Jeff Conaway dies at 60; actor in 'Grease' and 'Taxi'
Jeff Conaway, an actor who came to fame in the late 1970s as a high school greaser in the hit movie musical "Grease" and as a regular on the TV series "Taxi" but in more recent years was known for his appearances on "Celebrity Rehab With Dr. Drew," died Friday. He was 60.

Conaway was taken off life support at Encino Hospital Medical Center, said his sister Carla Shreve. He had pneumonia when he arrived unconscious at the hospital May 10, the result of "just too many prescribed drugs," and was placed in a medically induced coma, she said.

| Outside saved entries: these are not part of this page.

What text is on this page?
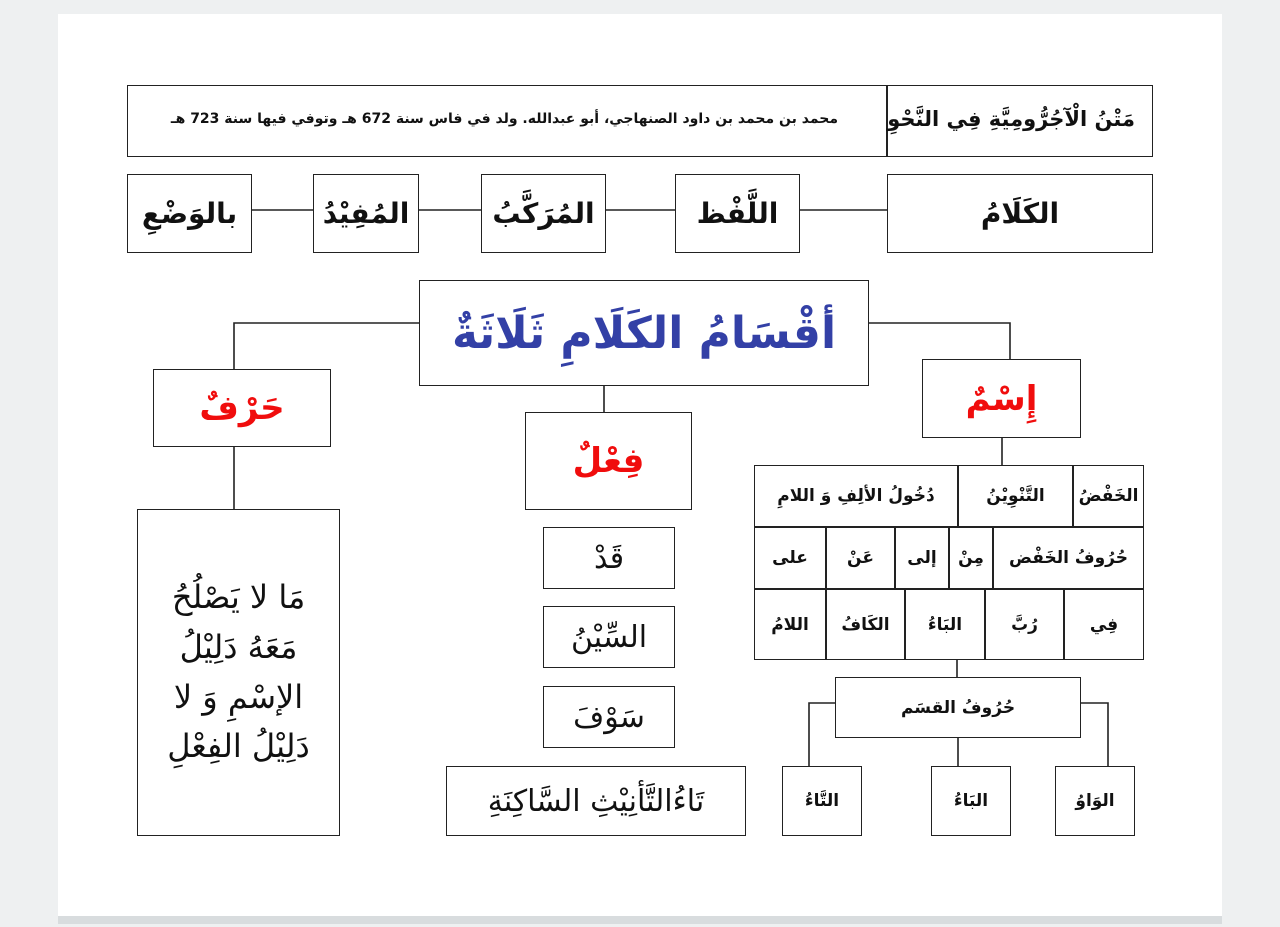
مَتْنُ الْآجُرُّومِيَّةِ فِي النَّحْوِ
محمد بن محمد بن داود الصنهاجي، أبو عبدالله. ولد في فاس سنة 672 هـ وتوفي فيها سنة 723 هـ
الكَلَامُ
اللَّفْظ
المُرَكَّبُ
المُفِيْدُ
بالوَضْعِ
أقْسَامُ الكَلَامِ ثَلَاثَةٌ
حَرْفٌ
فِعْلٌ
إِسْمٌ
مَا لا يَصْلُحُ
مَعَهُ دَلِيْلُ
الإسْمِ وَ لا
دَلِيْلُ الفِعْلِ
قَدْ
السِّيْنُ
سَوْفَ
تَاءُالتَّأنِيْثِ السَّاكِنَةِ
الخَفْضُ
التَّنْوِيْنُ
دُخُولُ الألِفِ وَ اللامِ
حُرُوفُ الخَفْض
مِنْ
إلى
عَنْ
على
فِي
رُبَّ
البَاءُ
الكَافُ
اللامُ
حُرُوفُ القسَم
الوَاوُ
البَاءُ
التَّاءُ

Conaway had begun appearing in films and on television and had performed in the Broadway production of "Grease" before the movie version starring John Travolta and Olivia Newton-John was released in 1978.

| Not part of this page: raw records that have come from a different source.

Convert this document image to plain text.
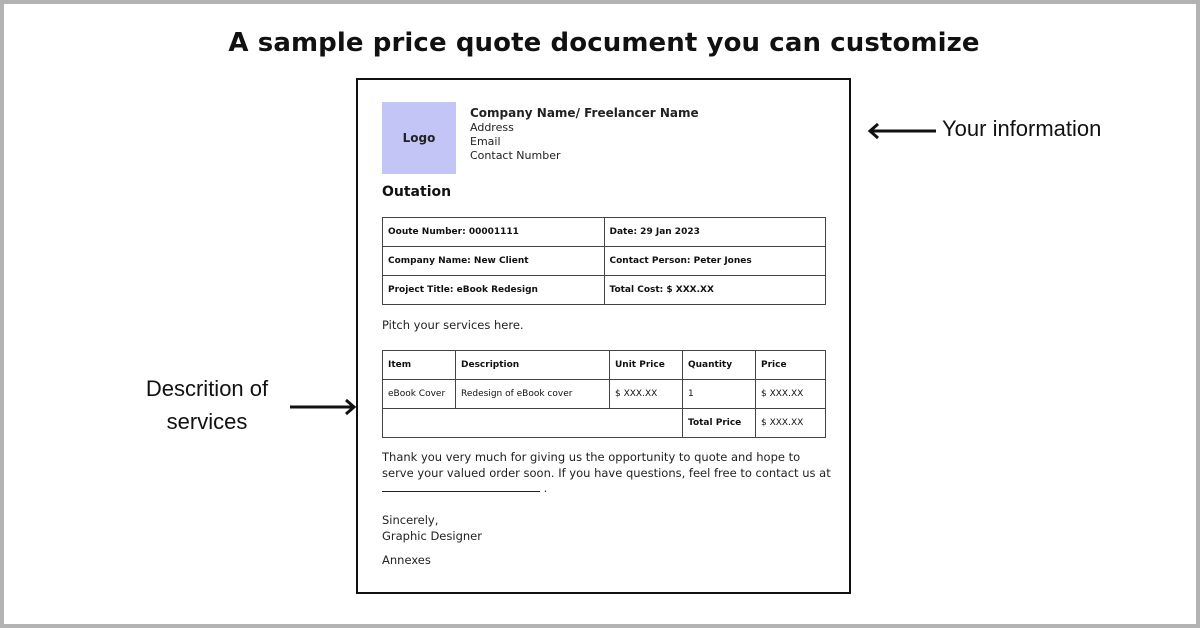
A sample price quote document you can customize
Logo
Company Name/ Freelancer Name
Address
Email
Contact Number
Outation
Ooute Number: 00001111	Date: 29 Jan 2023
Company Name: New Client	Contact Person: Peter Jones
Project Title: eBook Redesign	Total Cost: $ XXX.XX
Pitch your services here.
Item	Description	Unit Price	Quantity	Price
eBook Cover	Redesign of eBook cover	$ XXX.XX	1	$ XXX.XX
			Total Price	$ XXX.XX
Thank you very much for giving us the opportunity to quote and hope to serve your valued order soon. If you have questions, feel free to contact us at  .
Sincerely,
Graphic Designer
Annexes
Your information
Descrition of
services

Conaway played Kenickie, the Rydell High School pal of Travolta's Danny Zuko.

"I got so many hickeys, people will think I'm a leper," Stockard Channing's Rizzo tells Kenickie at one point, examining her neck in a compact mirror.

"Cheer up," Conaway's character memorably replies. "Hickeys from Kenickie is like a Hallmark card."

Later the same year, Conaway began playing Bobby Wheeler, the cab-driving struggling actor in "Taxi."

The series about a group of New York cabbies, whose ensemble cast included Judd Hirsch, Danny De Vito, Marilu Henner and Tony Danza, ran until 1983.

Although the show gave Conaway continued national exposure, he broke his contract and quit after three seasons, having reportedly grown tired of being typecast as a "blond bimbo" and the butt of struggling-actor jokes.

"In 'Taxi,' I kept doing the same scene for three years," he told the Toronto Star in 1989. "I was underused. It's natural when there are seven people involved in a half-hour show."

In a 1985 Associated Press interview, he said that he had become "very depressed" while doing the series.

"Hollywood can be a terrible place when you're depressed. The pits," he said. "I decided to change my life and do different things."

His various projects, however, did little to further his career.

He returned to series TV in 1984, starring as Prince Erik Greystone on "Wizards and Warriors," a fantasy adventure series that ended after eight episodes. Then came a role on "Berrenger's," a short-lived 1985 nighttime soap opera.

The same year, Conaway was on Broadway in "The News," a rock musical about New York City tabloid journalism that closed after two days.

He later appeared in the soap opera "The Bold and the Beautiful" and the 1990s sci-fi TV series "Babylon 5." TV guest shots and roles in films and TV movies followed, as did stories of his substance abuse.

Conaway already was known for leaving VH1's "Celebrity Fit Club" for a rehab attempt in 2006 when he joined eight other celebrities on the premiere of VH1's "Celebrity Rehab With Dr. Drew" in 2008.

He was so intoxicated the morning he checked in that subtitles were required to translate his slurred speech.

"Celebrity Rehab With Dr. Drew" added a new dimension to Conaway's faded celebrity.